A partir de Sobre o declínio da "sinceridade"

As questões referentes à primeira pessoa sempre se mostraram controversas. Há aqueles que não consideram um texto autobiográfico literatura por serem textos referenciais, demasiadamente vinculados à "realidade"; por outro lado há os defensores da qualidade literária das escritas de si, independentemente de sua relação estreita ou não com dados empíricos. Alheio à polêmica e interessado numa pesquisa sobre a história da sinceridade, Walter Benjamin certa vez propôs a Horkheimer um estudo comparativo entre as Confissões de Rousseau e o Diário de Gide. A diferença entre os dois tipos de texto - uma autobiografia e um diário - não se mostraria um empecilho, num primeiro momento, pois ambos, em maior ou menor grau, explicitariam a subjetividades e a sinceridade de seus autores. E é este o ponto de partida para o excelente estudo de Carla Milani Damião, Sobre o declínio da "sinceridade": filosofia e autobiografia de Jean-Jacques Rousseau a Walter Benjamin. A autora não se preocupou em polemizar tratar-se ou não de literatura os escritos autobiográficos, mas preferiu trabalhá-los sob à luz filosófico-literária. Iniciou, portanto, seu trabalho com a reflexão à qual se propôs Benjamin, que não pôde levá-la a cabo, pois em 1940, um ano depois do convite feito a Horkheimer, se suicidou para fugir da perseguição nazista.

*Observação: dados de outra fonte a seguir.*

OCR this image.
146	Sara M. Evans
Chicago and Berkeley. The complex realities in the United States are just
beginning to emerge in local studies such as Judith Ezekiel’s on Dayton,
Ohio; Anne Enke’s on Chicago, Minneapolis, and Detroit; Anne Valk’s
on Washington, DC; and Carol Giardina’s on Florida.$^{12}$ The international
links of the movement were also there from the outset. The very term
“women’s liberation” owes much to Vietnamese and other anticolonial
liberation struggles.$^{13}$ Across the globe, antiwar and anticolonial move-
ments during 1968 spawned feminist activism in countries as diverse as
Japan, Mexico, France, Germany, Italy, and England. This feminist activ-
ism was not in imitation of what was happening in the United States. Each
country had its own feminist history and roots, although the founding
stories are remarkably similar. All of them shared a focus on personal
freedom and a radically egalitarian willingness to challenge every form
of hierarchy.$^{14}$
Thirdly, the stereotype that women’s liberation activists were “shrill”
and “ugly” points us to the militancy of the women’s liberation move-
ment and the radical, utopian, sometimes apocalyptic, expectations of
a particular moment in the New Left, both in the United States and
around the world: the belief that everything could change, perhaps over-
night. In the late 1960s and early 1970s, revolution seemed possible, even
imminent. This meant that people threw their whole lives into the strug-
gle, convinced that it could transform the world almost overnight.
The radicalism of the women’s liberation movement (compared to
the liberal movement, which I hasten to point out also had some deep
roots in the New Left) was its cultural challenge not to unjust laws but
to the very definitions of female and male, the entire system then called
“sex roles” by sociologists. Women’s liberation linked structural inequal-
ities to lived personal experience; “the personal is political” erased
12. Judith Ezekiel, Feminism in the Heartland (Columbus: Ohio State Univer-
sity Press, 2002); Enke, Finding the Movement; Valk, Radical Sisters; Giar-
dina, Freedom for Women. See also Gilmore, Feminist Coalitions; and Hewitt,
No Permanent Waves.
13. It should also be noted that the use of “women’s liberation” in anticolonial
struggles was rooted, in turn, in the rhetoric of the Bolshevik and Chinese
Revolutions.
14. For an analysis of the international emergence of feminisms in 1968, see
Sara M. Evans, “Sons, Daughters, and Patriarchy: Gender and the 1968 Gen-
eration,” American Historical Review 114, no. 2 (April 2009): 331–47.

Para Rousseau, que escreveu suas Confissões de maneira a expurgar seus pecados e buscava, também, um reconhecimento póstumo, a verdade tinha mais a ver com os seus sentimentos, e não necessariamente com os fatos. Segundo ele, "mentir sem proveito nem prejuízo para si nem para outrem não é mentir: não é mentira, é ficção". A questão que envolve o caráter ficcional de um texto, seja ele qual for, é igualmente polêmica ainda hoje e sobre a qual a autora não se detém, mas existiria alguma autobiografia que fosse de fato fiel à vida do autobiógrafo, sem flertar com a ficção? Em todo caso, Carla Milani lembra que sinceridade e obra literária já foram consideradas inseparáveis.

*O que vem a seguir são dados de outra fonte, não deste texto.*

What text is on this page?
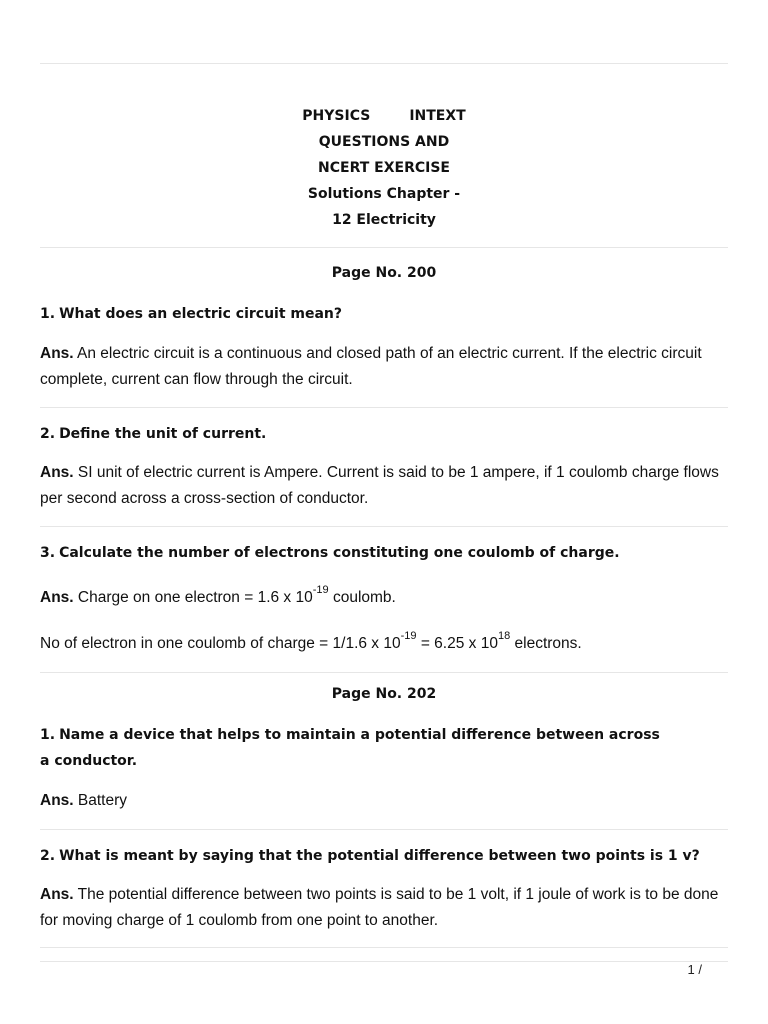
PHYSICS        INTEXT
QUESTIONS AND
NCERT EXERCISE
Solutions Chapter -
12 Electricity
Page No. 200
1. What does an electric circuit mean?
Ans. An electric circuit is a continuous and closed path of an electric current. If the electric circuit complete, current can flow through the circuit.
2. Define the unit of current.
Ans. SI unit of electric current is Ampere. Current is said to be 1 ampere, if 1 coulomb charge flows per second across a cross-section of conductor.
3. Calculate the number of electrons constituting one coulomb of charge.
Ans. Charge on one electron = 1.6 x $10^{-19}$ coulomb.
No of electron in one coulomb of charge = 1/1.6 x $10^{-19} = 6.25$ x $10^{18}$ electrons.
Page No. 202
1. Name a device that helps to maintain a potential difference between across
a conductor.
Ans. Battery
2. What is meant by saying that the potential difference between two points is 1 v?
Ans. The potential difference between two points is said to be 1 volt, if 1 joule of work is to be done for moving charge of 1 coulomb from one point to another.
1 /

A questão em torno da ficcionalidade de um diário ou autobiografia, se é possível o sujeito manter-se sincero enquanto escreve sobre si, pode ser mais bem pensada ao se analisar os diários de Gide. Isso porque ele mantinha vários diários, sobre variados temas - viagens, a respeito de suas obras, sobre a Segunda Grande Guerra. Escreve a autora: "Em suas obras, os próprios personagens possuem diários e algumas narrativas são construídas com base no diário das personagens. Nessa prática da escrita de múltiplos diários, o interessante é notar que não são obras publicadas postumamente, como costumam ser os diários, mas faziam parte da relação de Gide com o leitor, amigos e inimigos". Neste caso, sua prática diarista de alguma maneira se confundia com sua literatura, dificultando a crença numa sinceridade neles contida. Além do mais, os diversos diários sobre assuntos plurais nos remete para um sujeito que há muito não é mais uno, explicitando a fragmentação do sujeito moderno em vários eus. 

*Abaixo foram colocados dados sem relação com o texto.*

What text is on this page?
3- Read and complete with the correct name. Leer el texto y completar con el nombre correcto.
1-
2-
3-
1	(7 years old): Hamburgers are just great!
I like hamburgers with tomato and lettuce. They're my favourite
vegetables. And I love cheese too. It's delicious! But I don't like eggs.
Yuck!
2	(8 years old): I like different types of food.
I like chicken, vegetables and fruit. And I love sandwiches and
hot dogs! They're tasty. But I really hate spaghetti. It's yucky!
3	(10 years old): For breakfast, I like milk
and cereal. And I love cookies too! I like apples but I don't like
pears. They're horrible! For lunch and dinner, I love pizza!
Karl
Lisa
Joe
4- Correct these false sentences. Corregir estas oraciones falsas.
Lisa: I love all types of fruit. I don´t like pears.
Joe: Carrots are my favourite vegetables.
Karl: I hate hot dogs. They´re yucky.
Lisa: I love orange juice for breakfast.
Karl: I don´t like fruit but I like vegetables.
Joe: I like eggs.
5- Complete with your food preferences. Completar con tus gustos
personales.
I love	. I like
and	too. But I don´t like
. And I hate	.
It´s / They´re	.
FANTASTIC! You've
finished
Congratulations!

E serão múltiplos eus que serão trabalhados em seu segundo capítulo dedicado a Ecce homo, de Nietzsche, que seria uma genealogia do próprio filósofo. Mas em que sentido? Para Nietzsche, todo texto filosófico também é um texto autobiográfico. Se assim é, como pensar exclusivamente Ecce homo como sua autobiografia, sem o diálogo com sua produção antecedente? Carla Milani Damião considera Ecce homo não como uma autobiografia, mas como uma antiautobiografia, no sentido de que o imodesto Nietzsche trafegaria na contramão da modéstia apregoada por aqueles que se dedicaram a escrever sobre si.
Como a autora se predispôs a um trabalho filosófico-literário, não poderia ficar de fora de seu livro uma análise de Em busca do tempo perdido, de Marcel Proust. Benjamin já dizia que toda grande obra ou inaugura um novo momento ou o ultrapassa. E parece ser unânime a consideração de que esta volumosa obra de Proust é um destes casos. Quem diz "eu" neste texto? Trata-se de um romance? Uma autobiografia? Memórias? Se admitirmos se tratar de uma autobiografia, como confiar na memória do narrador? E esta memória seria suficiente para assegurar sua sinceridade? Inúmeras outras questões poderiam se somar a estas. Para Proust, falar de si deveria corresponder a falar de nós, daí o narrador Marcel que aparece Em busca... não ser necessariamente o autor, mas "qualquer" Marcel. Assim, Proust transcende o eu empírico e o eleva a uma categoria universal, mesmo porque, para ele, Em busca... é um romance.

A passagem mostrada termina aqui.